Kevin Bacon incarne une star très hollywoodienne dans Where the truth lies. Son exact opposé...

CANNES Sans jamais défrayer la chronique, mine de rien, depuis une bonne vingtaine d'années, Kevin Bacon s'est imposé comme une des valeurs sûres d'Hollywood. Vendredi 13, Footloose, Tremors, JFK, L'expérience interdite, L'homme sans ombre, Sleepers, Apollo XIII ou le fabuleux Mystic river lui ont permis d'explorer de nombreuses facettes de son talent. Mais il lui en restait d'autres en réserve, comme le prouve Where the truth lies, satire mordante du star-system et de tous ses excès.

Sapé comme un rockeur, la démarche chaloupée et les yeux cachés par de grosses lunettes noires, l'acteur de 47 ans a manifestement pris plaisir à croquer les défauts d'un milieu qu'il connaît bien. «Je ne pense pas avoir quelque chose à me prouver à moi-même. C'est juste très amusant d'incarner un amuseur du show-biz. Cela me change des flics et des assassins... Et puis, les années 70 étaient très excitantes. »

Celles de son adolescence. Une période d'insouciance et de liberté où tout semblait permis. «Les interviews donnent souvent l'impression, fausse, que j'essaie de restituer à l'écran ce que je suis réellement, dans le fond de mon âme. Parce qu'il est célèbre, différentes facettes de mon personnage me correspondent, mais pas toutes. Le problème avec la célébrité, c'est qu'on finit par s'y habituer. Certains feraient n'importe quoi pour elle. Dès qu'elle s'estompe, cela devient difficile. Quand on est acteur, c'est pour toute sa vie...»

Aucun stress dans sa voix. Que du contraire. La frénésie hollywoodienne ne semble plus le toucher. «J'ai une belle femme, deux enfants, et la chance de continuer à jouer. J'ai gagné assez d'argent pour vivre convenablement, sans faire de folies. Même si une partie de moi aime ça, ma priorité n'est pas d'être célèbre. Comme pour le sport, elle peut être dangereuse: trop d'attention, trop tôt, cela peut mener à la mort, au suicide ou à la dépression. Je passe ma vie à faire ce que j'aime, et mes enfants m'obligent à rester jeune. Cela me suffit.»

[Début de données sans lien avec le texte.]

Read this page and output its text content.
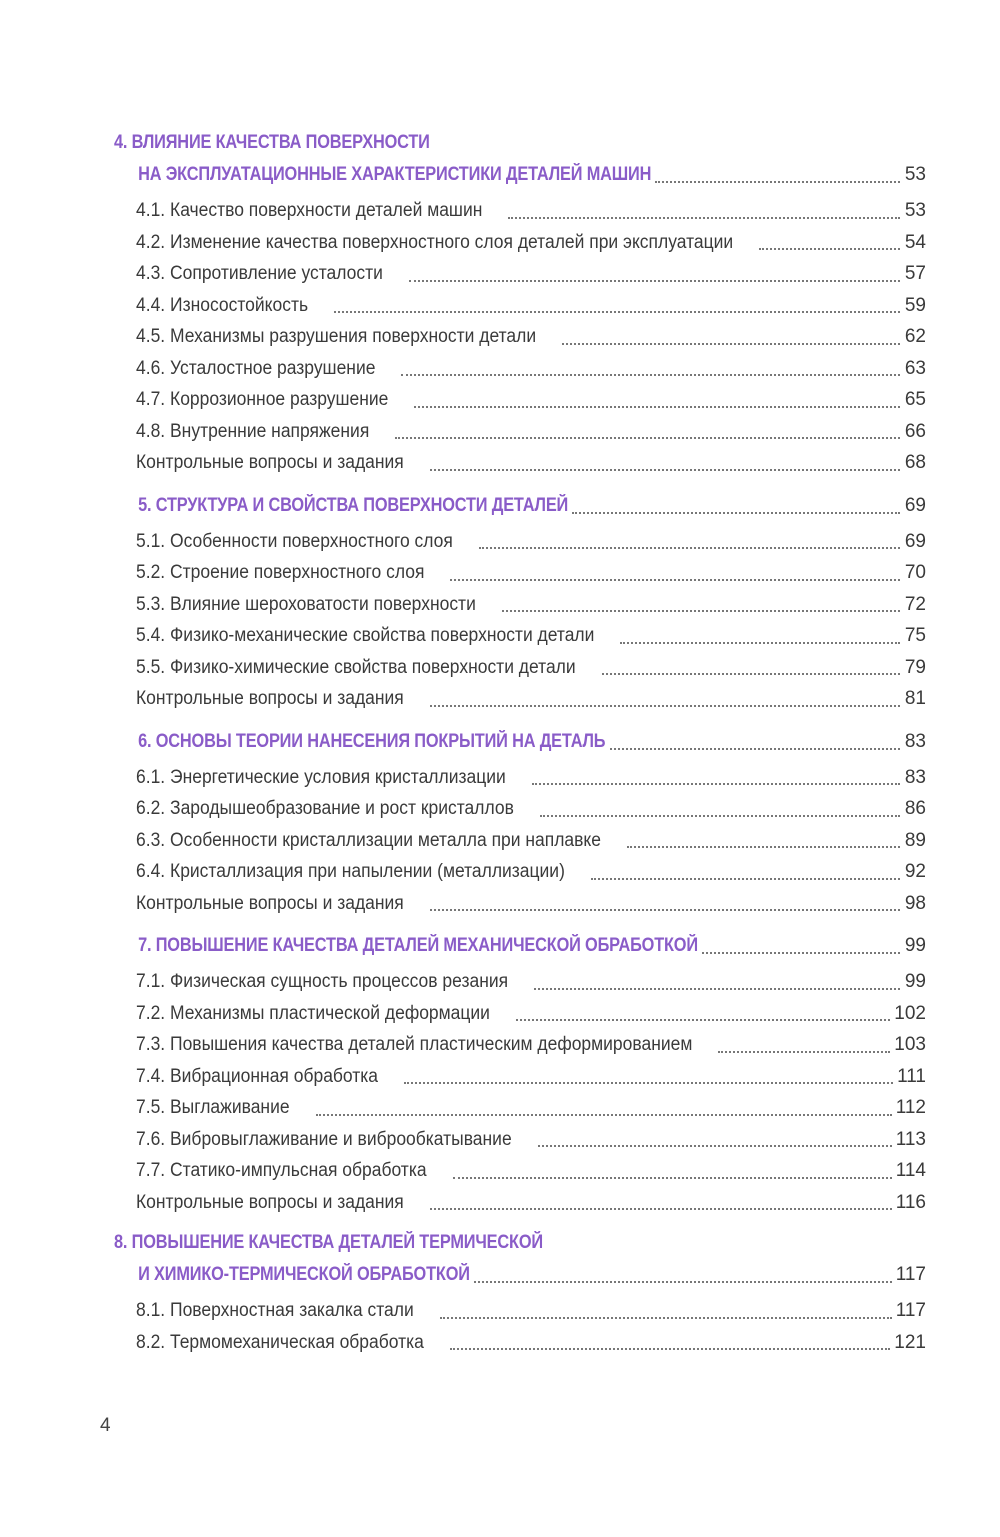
4. ВЛИЯНИЕ КАЧЕСТВА ПОВЕРХНОСТИ
НА ЭКСПЛУАТАЦИОННЫЕ ХАРАКТЕРИСТИКИ ДЕТАЛЕЙ МАШИН	53
4.1. Качество поверхности деталей машин	53
4.2. Изменение качества поверхностного слоя деталей при эксплуатации	54
4.3. Сопротивление усталости	57
4.4. Износостойкость	59
4.5. Механизмы разрушения поверхности детали	62
4.6. Усталостное разрушение	63
4.7. Коррозионное разрушение	65
4.8. Внутренние напряжения	66
Контрольные вопросы и задания	68
5. СТРУКТУРА И СВОЙСТВА ПОВЕРХНОСТИ ДЕТАЛЕЙ	69
5.1. Особенности поверхностного слоя	69
5.2. Строение поверхностного слоя	70
5.3. Влияние шероховатости поверхности	72
5.4. Физико-механические свойства поверхности детали	75
5.5. Физико-химические свойства поверхности детали	79
Контрольные вопросы и задания	81
6. ОСНОВЫ ТЕОРИИ НАНЕСЕНИЯ ПОКРЫТИЙ НА ДЕТАЛЬ	83
6.1. Энергетические условия кристаллизации	83
6.2. Зародышеобразование и рост кристаллов	86
6.3. Особенности кристаллизации металла при наплавке	89
6.4. Кристаллизация при напылении (металлизации)	92
Контрольные вопросы и задания	98
7. ПОВЫШЕНИЕ КАЧЕСТВА ДЕТАЛЕЙ МЕХАНИЧЕСКОЙ ОБРАБОТКОЙ	99
7.1. Физическая сущность процессов резания	99
7.2. Механизмы пластической деформации	102
7.3. Повышения качества деталей пластическим деформированием	103
7.4. Вибрационная обработка	111
7.5. Выглаживание	112
7.6. Вибровыглаживание и виброобкатывание	113
7.7. Статико-импульсная обработка	114
Контрольные вопросы и задания	116
8. ПОВЫШЕНИЕ КАЧЕСТВА ДЕТАЛЕЙ ТЕРМИЧЕСКОЙ
И ХИМИКО-ТЕРМИЧЕСКОЙ ОБРАБОТКОЙ	117
8.1. Поверхностная закалка стали	117
8.2. Термомеханическая обработка	121
4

Un discours en total décalage avec celui de tant de ses collègues. «Quand un film arrive numéro un au box-office, c'est formidable, mais après? Être acteur, c'est mon métier. Je suis très pragmatique. J'essaie de ne pas baser mes choix sur l'argent: cela ne rend pas meilleur comédien. J'aime ma maison, ma famille, aller faire du shopping avec ma femme. On vit modestement: je n'ai pas besoin d'une montagne d'argent.»

Et comme si cela ne suffisait pas à sortir des sentiers battus, Kevin Bacon n'hésite pas à s'exhiber nu comme un ver devant la caméra d'Atom Egoyan. «Le système de censure aux USA fait que la violence est acceptée sans problème alors que le sexe n'est toléré qu'à condition que tous les acteurs soient habillés. Ou qu'un meuble se trouve idéalement placé dans le champ de la caméra pour qu'on ne voie rien! Quand on fait l'amour, on est nus, mais cela semble déplaire... C'est dommage que les gens soient dérangés par cet aspect. D'autant qu'ici, les scènes de sexe sont indispensables à la narration du film. Sans elles, on ne peut pas comprendre l'histoire.»

«Parler de ma vie, c'est mon pire cauchemar»

La sienne, c'est sûr, ne terminera pas en roman. Ni en autobiographie. «Je n'ai jamais été approché par une journaliste comme on le voit dans le film. Parler de ma vie, de ma carrière, c'est mon pire cauchemar. Je refuse d'office ce type d'interview. Mes enfants ne s'intéressent pas du tout à ma vie! Je ne crois pas que mes Mémoires puissent les attirer. J'ai peut-être en moi des secrets pénibles, mais je m'en sers juste pour mon travail, pour apporter des couleurs.»

Dommage. Ils sont certainement révélateurs d'une personnalité hors norme, haute en couleur.